The reality is that Chris Matthews and the rest of the race-obsessed leg-tinglers saw their dream candidate in 2008, a golden-throated black guy who was “articulate and bright and clean,” and they wanted to be wowed. Like a gullible person visiting a fortune-teller and looking for hope and change, they yearned to believe. So they did.
And, last night, like with the Sean Connery character in The Man Who Would be King, the believers saw the god bleed and realized he can be no god. If only Obama would be thrust from power as decisively.

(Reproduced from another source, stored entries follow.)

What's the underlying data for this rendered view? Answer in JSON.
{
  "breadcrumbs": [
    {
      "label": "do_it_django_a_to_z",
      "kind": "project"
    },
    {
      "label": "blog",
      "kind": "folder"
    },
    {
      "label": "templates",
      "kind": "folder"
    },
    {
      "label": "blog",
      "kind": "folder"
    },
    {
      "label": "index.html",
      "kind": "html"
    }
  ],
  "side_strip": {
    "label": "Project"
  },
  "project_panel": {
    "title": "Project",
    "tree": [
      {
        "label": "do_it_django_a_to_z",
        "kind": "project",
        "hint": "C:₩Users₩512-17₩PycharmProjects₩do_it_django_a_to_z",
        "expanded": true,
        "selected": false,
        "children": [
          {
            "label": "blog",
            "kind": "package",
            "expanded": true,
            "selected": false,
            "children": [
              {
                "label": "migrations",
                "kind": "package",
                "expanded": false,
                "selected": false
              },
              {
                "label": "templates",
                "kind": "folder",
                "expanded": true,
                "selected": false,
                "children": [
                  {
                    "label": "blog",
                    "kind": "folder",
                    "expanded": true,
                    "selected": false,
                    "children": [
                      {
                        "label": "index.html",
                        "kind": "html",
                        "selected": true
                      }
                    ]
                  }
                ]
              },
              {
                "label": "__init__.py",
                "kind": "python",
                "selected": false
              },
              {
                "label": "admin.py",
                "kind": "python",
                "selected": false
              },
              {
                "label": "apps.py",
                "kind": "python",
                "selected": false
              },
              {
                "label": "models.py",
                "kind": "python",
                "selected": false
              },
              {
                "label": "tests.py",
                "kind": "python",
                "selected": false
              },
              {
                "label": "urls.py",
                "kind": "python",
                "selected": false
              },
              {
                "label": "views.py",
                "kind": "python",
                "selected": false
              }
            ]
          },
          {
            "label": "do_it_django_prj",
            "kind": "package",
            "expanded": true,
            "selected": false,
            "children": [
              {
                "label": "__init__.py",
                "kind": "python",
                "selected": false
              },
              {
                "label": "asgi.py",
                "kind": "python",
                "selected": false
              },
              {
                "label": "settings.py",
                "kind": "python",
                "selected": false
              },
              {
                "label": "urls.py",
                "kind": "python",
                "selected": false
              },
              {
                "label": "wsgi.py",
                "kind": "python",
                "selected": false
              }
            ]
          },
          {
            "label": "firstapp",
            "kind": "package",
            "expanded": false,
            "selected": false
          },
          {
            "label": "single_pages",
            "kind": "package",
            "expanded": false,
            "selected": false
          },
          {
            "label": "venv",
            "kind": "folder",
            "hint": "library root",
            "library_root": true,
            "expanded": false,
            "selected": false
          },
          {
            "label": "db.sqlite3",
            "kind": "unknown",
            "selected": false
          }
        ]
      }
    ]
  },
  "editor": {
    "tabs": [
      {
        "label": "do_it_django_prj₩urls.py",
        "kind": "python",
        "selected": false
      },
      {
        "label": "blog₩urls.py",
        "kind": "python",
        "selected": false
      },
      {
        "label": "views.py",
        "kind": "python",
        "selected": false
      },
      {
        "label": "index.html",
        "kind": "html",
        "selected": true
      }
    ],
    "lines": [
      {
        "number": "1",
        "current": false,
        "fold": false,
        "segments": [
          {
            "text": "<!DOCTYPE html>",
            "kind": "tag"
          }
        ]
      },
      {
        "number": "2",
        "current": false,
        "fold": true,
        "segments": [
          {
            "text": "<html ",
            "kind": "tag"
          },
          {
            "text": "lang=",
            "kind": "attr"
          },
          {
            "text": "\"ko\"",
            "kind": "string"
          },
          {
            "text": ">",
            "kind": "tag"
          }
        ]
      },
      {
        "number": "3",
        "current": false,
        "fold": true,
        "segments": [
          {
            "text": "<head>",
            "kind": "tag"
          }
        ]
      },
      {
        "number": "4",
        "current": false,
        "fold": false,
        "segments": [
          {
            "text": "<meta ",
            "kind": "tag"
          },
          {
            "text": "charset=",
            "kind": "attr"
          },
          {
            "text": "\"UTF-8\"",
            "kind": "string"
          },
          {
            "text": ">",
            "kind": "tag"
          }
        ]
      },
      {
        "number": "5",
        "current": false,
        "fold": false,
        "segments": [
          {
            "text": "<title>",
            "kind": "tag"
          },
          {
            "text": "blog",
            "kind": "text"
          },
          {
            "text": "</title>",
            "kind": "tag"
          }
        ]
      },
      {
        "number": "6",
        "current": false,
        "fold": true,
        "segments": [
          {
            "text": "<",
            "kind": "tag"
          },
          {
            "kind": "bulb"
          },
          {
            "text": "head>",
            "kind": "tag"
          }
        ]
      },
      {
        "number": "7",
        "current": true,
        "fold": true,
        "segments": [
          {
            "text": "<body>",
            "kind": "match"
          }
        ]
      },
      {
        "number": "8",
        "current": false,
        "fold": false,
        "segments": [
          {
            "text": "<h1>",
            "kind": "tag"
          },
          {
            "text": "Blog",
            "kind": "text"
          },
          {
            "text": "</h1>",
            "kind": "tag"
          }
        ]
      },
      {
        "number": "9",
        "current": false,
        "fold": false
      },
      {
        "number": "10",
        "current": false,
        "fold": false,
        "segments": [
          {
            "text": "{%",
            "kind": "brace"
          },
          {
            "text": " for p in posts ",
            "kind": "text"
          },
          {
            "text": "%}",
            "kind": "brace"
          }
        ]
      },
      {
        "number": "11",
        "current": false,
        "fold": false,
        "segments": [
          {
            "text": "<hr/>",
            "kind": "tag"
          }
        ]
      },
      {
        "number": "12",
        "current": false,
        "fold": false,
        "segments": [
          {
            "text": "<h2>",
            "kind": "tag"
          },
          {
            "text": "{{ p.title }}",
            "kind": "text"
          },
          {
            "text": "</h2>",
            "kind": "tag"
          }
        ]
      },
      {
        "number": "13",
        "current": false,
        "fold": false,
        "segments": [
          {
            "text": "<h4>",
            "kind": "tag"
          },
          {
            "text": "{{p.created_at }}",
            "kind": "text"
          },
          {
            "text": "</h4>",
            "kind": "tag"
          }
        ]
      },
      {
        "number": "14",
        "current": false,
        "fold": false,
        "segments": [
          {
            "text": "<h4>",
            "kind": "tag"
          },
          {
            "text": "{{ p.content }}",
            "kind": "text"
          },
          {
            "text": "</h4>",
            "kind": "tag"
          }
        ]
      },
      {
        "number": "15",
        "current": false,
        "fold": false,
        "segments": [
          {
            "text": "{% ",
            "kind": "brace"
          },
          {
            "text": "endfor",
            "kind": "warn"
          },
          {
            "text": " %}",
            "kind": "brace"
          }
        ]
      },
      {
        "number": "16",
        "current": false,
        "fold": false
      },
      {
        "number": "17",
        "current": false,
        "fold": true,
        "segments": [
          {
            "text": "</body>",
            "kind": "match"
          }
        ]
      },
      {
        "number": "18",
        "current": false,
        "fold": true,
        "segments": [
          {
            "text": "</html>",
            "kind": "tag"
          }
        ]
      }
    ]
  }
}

Having said this, I don’t think Romney’s margin of victory last night was quite as great as everyone is saying. Both men’s answers were a bit policy-wonkish, and most people watching wouldn’t know what was true and what wasn’t. I also thought that Romney missed some great opportunities. For example, when the candidates were arguing about whose policies would hurt the middle class, Romney could have cut Obama off at the knees by saying, “Mr. President, your own vice president, Joe Biden, said just a few days ago that 'the middle class has been buried the last 4 years' — under your administration. I think you’d better go argue with him!" I mean, c’mon, Biden had just teed that one up for the GOP.
At the end of the day, though, it wasn’t the details that mattered in the debate, but something that has been overlooked. For a long time now, we’ve heard about how Obama’s strength is likeability, and that, in contrast, Romney is stiff and hard to connect with. But last night Romney seemed genial, compassionate, intelligent, engaged, and engaging; Obama, often gazing down at the lectern with an annoyed look on his face, was the one who seemed stiff, aloof, and peevish. There is no question as to who was the more likeable.
The last thing I’ll mention is that if Romney gets a bump in the polls from last night’s debate, there’ll be an irony to it. Obama spent the last couple of weeks trying to lower expectations for his performance, but Romney didn’t have to worry about that. The media did it for him.
When the media propagandizes against you 24/7 and casts you as Beelzebub, you have nowhere to go but up. So when people saw Romney last night, unfiltered and unchained, they had to say, “Look! He doesn’t have a pitchfork, horns, and a tail!” Of course, you folks in the media shouldn’t get too upset. Whatever Romney’s bump, it won’t even come close to the 20 points you talking heads have stolen through the 24-hour news spin cycle.
Besides, you have the vice-presidential debate, where the baton will be passed to Joe Biden, to look forward to in just a week’s time. And he always makes Obama look smart.